1986: A crash of a Mexicana Airlines Boeing 727 in a remote mountainous region of Mexico kills 167 people.

1991: The Warsaw Pact is formally dissolved.

1993: Actor Brandon Lee, 28, is accidentally shot to death during the filming of a movie in Wilmington, N.C., when he was hit by a bullet fragment that had become lodged inside a prop gun.

1995: Mexican-American singer Selena Quintanilla-Perez, 23, is shot to death in Corpus Christi, Texas, by the founder of her fan club, Yolanda Saldivar, who is convicted of murder and sentenced to life in prison.

2005: Terri Schiavo, 41, dies at a hospice in Pinellas Park, Fla., 13 days after her feeding tube was removed in a wrenching right-to-die dispute.

2006: Auto-parts supplier Delphi Corp. unveils a broad restructuring plan that will cut 8,500 salaried jobs and shut or sell a third of its plants worldwide.

Seventy deaths are reported after three strong earthquakes strike western Iran.

2011: Moammar Gadhafi strikes a defiant stance after two high-profile defections from his regime, saying the Western leaders who have decimated his military with airstrikes should resign immediately – not him. (Gadhafi’s message was in the form of a scroll across the bottom of state TV as he remained out of sight.)

2015: Lawyers for Boston Marathon bomber Dzhokhar Tsarnaev rest their case in his federal death-penalty trial, a day after they began presenting testimony designed to show his late older brother, Tamerlan, was the mastermind of the 2013 terror attack.

VINDICATOR FILES

1991: Mill Creek Park is celebrating the 100th anniversary of its creation, which was spurred by Volney Rogers, a 43-year-old lawyer who was alarmed by plans to expand logging and to build a quarry along Mill Creek.

Barbara Rosier, a 1970 graduate of Badger High School, graduates from Youngstown State University with a bachelor of science degree in business and a perfect 4.0 average. Hers was the only perfect grade-point average among 779 students receiving degrees in the winter commencement.

Army Spc. Dale Ross of Farrell, Pa., back from the Persian Gulf War, describes a Scud missile attack on the military compound in Saudi Arabia on Feb. 25 in which he was injured, but in which no members of the 475th Quartermaster Group from Farrell were killed.

1976: A multimillion- dollar water-pumping plant to serve the Ravenna Army Ammunition Plant will be built at the West Branch Reservoir, the U.S. Army Corps of Engineers announces.

The mercury surges to 80 degrees at the National Weather Service office at the Youngstown Municipal Airport, setting a new record for the date.

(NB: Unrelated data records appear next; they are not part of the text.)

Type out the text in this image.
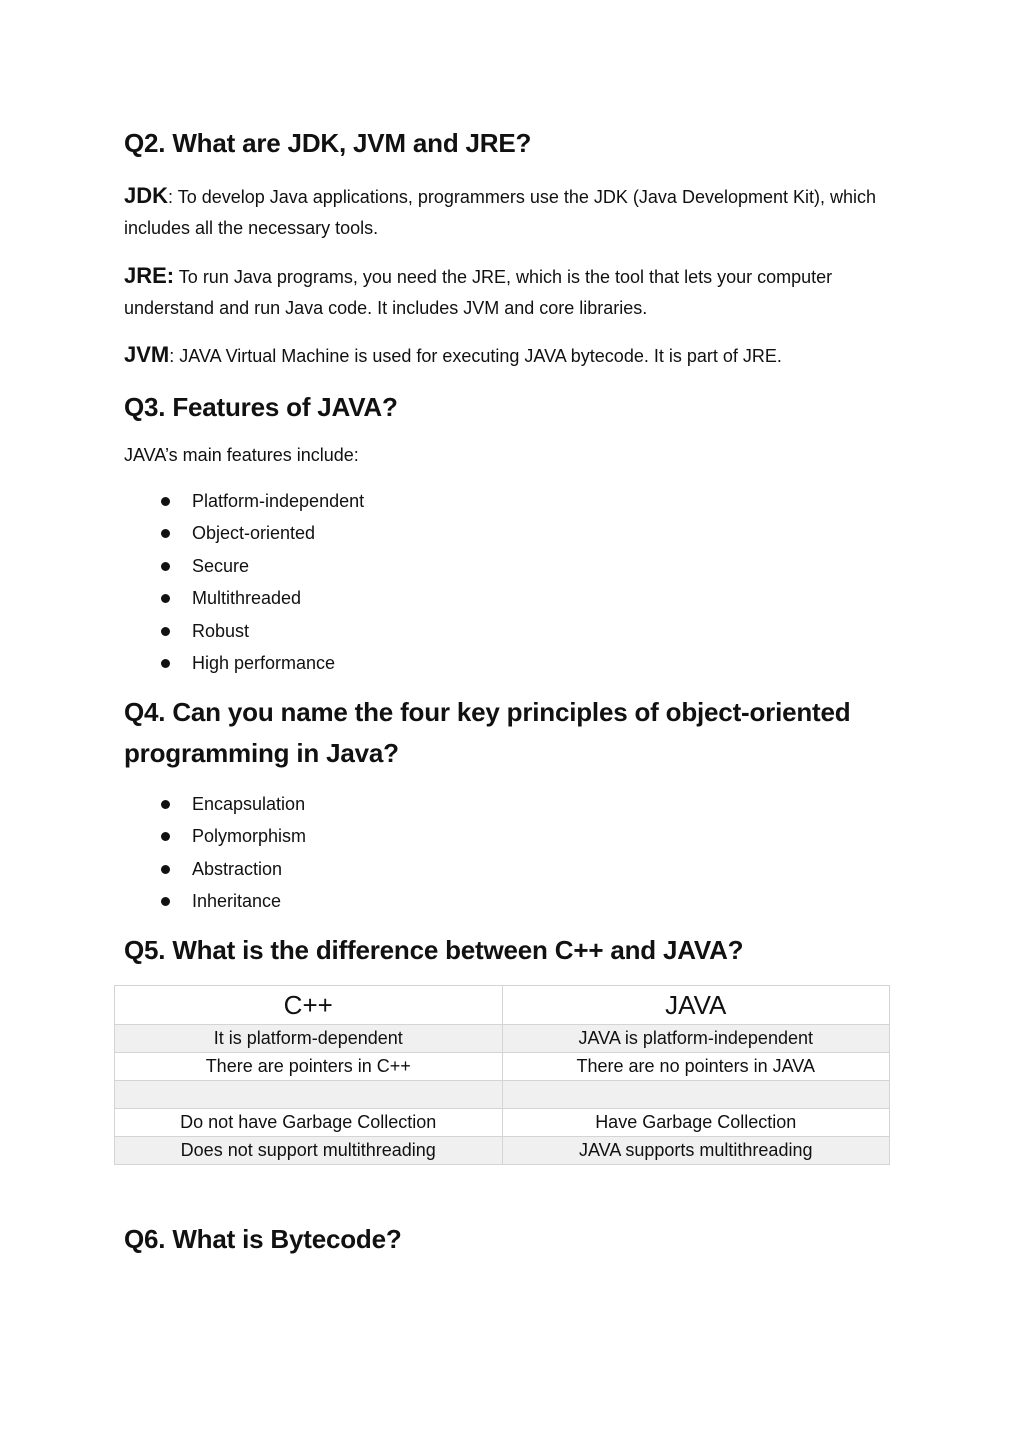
Q2. What are JDK, JVM and JRE?

JDK: To develop Java applications, programmers use the JDK (Java Development Kit), which includes all the necessary tools.

JRE: To run Java programs, you need the JRE, which is the tool that lets your computer understand and run Java code. It includes JVM and core libraries.

JVM: JAVA Virtual Machine is used for executing JAVA bytecode. It is part of JRE.

Q3. Features of JAVA?

JAVA’s main features include:

Platform-independent
Object-oriented
Secure
Multithreaded
Robust
High performance
Q4. Can you name the four key principles of object-oriented programming in Java?
Encapsulation
Polymorphism
Abstraction
Inheritance
Q5. What is the difference between C++ and JAVA?
Q6. What is Bytecode?
C++	JAVA
It is platform-dependent	JAVA is platform-independent
There are pointers in C++	There are no pointers in JAVA

Do not have Garbage Collection	Have Garbage Collection
Does not support multithreading	JAVA supports multithreading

About 75 supporters of the Palestine Liberation Organization march from Youngstown State University to Federal Plaza in an effort to gain U.S. support for the Palestinians in their dispute with Israel over settlements, political prisoners and curfews, harassment and oppression in occupied territories.

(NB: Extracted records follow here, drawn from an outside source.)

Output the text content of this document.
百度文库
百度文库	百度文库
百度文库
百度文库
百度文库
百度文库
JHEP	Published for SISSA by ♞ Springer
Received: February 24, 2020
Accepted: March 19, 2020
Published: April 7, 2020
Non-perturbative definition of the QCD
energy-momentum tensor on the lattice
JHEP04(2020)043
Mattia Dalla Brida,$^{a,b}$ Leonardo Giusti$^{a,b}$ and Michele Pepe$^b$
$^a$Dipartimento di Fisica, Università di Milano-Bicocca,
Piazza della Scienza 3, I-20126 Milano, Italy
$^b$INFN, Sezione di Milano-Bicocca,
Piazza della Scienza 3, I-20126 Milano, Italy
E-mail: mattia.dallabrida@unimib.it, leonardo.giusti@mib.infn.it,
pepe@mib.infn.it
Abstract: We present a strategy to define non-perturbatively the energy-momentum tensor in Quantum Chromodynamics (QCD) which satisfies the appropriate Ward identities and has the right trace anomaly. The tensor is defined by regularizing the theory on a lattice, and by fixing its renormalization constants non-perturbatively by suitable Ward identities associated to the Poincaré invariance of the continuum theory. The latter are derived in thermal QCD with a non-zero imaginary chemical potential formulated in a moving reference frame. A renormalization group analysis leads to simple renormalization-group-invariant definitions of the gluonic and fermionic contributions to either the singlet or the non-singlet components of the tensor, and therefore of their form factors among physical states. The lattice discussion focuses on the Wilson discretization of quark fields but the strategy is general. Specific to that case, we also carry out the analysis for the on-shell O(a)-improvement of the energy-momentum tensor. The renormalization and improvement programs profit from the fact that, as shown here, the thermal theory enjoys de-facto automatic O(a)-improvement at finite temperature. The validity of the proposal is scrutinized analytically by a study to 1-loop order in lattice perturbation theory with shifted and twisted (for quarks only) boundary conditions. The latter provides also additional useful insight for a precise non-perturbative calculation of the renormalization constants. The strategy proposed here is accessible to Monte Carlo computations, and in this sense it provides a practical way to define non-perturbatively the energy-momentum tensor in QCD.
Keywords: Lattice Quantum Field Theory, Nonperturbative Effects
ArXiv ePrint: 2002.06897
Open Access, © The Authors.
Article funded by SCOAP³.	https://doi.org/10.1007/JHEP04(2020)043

1966: Neither the Hubbard Expressway nor the Division Street connector with Interstate 80 and state Route 11 will be scheduled for construction for at least three years, the Ohio Department of Transportation announces.

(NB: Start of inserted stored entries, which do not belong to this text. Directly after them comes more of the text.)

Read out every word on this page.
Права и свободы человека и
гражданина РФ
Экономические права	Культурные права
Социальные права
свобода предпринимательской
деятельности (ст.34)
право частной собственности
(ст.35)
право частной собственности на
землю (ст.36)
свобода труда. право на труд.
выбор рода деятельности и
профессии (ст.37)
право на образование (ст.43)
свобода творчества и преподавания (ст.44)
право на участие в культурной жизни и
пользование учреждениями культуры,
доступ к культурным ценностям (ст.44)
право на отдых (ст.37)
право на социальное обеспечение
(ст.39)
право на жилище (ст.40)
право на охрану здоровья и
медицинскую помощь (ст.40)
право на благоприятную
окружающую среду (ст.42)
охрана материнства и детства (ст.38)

Youngstown City Council outlaws pinball machines as nuisances, whether they are used for gambling or not.

Developers plan a multi-million dollar resort in Rock Creek near Jefferson in Ashtabula County. They’re banking on the Lake Erie-to-Ohio River canal to be built on a route right past the resort.

1941: Youngstown Sheet & Tube Co. settles a three- year fight with the Steel Workers Organizing Committee by agreeing to pay $170,000 and rehire 266 men fired during the strike of 1937.

Ohio Bell plans an $800,000 addition to the “Randolph exchange” building at West Rayen Avenue and Phelps Street.

Vindicator columnist Esther Hamilton is honored by the Fraternal Order of Eagles as the “Humanitarian of the Year,” primarily for her work on the “Alias Santa Claus Show,” which benefits the poor.